Je trouve deux hommes en moi:

L'un veut que plein d'amour pour toi

Mon cour te soit toujours fidèle:

L'autre à tes volontés rebelle

Me révolte contre ta loi[297].

Note 297:[ (retour) ] «Madame, voilà deux hommes que je connais bien,» dit Louis XIV en se tournant vers Mme de Maintenon, lorsque les jeunes personnes de Saint-Cyr chantèrent devant le roi, ce cantique qui avait été composé pour elles. Louis Racine, Mémoires.

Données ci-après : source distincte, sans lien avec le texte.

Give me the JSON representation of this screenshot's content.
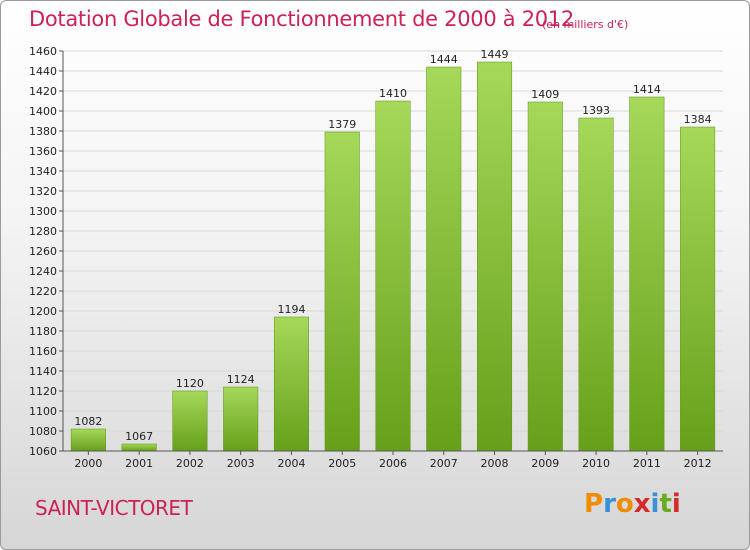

Les Comédies religieuses de Marguerite, intitulées: la Nativité de Jésus-Christ, l'Adoration des Trois Roys, les Innocents, le Désert, sont en quelque sorte les quatre actes d'un même drame sacré. On y sent une fraîcheur d'inspiration qui rappelle les vieux Noëls. Le culte que Marguerite y professe pour la sainte Vierge, contraste avec les idées luthériennes que nous retrouvons jusque dans cette partie de ses oeuvres.

Un critique a dit de Marguerite qu'elle avait dans ses poèmes le mouvement et le cri.[298] Ce mouvement, ce cri, nous les surprenons plus d'une fois dans les scènes que Marguerite fait passer sous nos yeux. La Nativité est remplie de pittoresque animation, de grandeur religieuse et de simplicité pastorale. Joseph et Marie cherchant un abri à Bethléem, le refus des hôteliers, l'étable sur laquelle veillent Dieu et les anges, la prière de la sainte Vierge, son ineffable émotion en mettant au monde le Verbe fait chair; puis le colloque des bergers, le Gloria in excelsis que chantent les esprits célestes et auquel répond le Noël des pasteurs, les naïves offrandes que ceux-ci portent à l'Enfant-Dieu, les combats que Satan livre à leur pauvreté et dont triomphe leur foi, tout cela nous charme, nous émeut, et nous ne pouvons que regretter que l'inspiration du poète ne se soutienne pas jusqu'à la fin de ce délicieux Noël.

Note 298:[ (retour) ] Frank, ouvrage cité, introduction.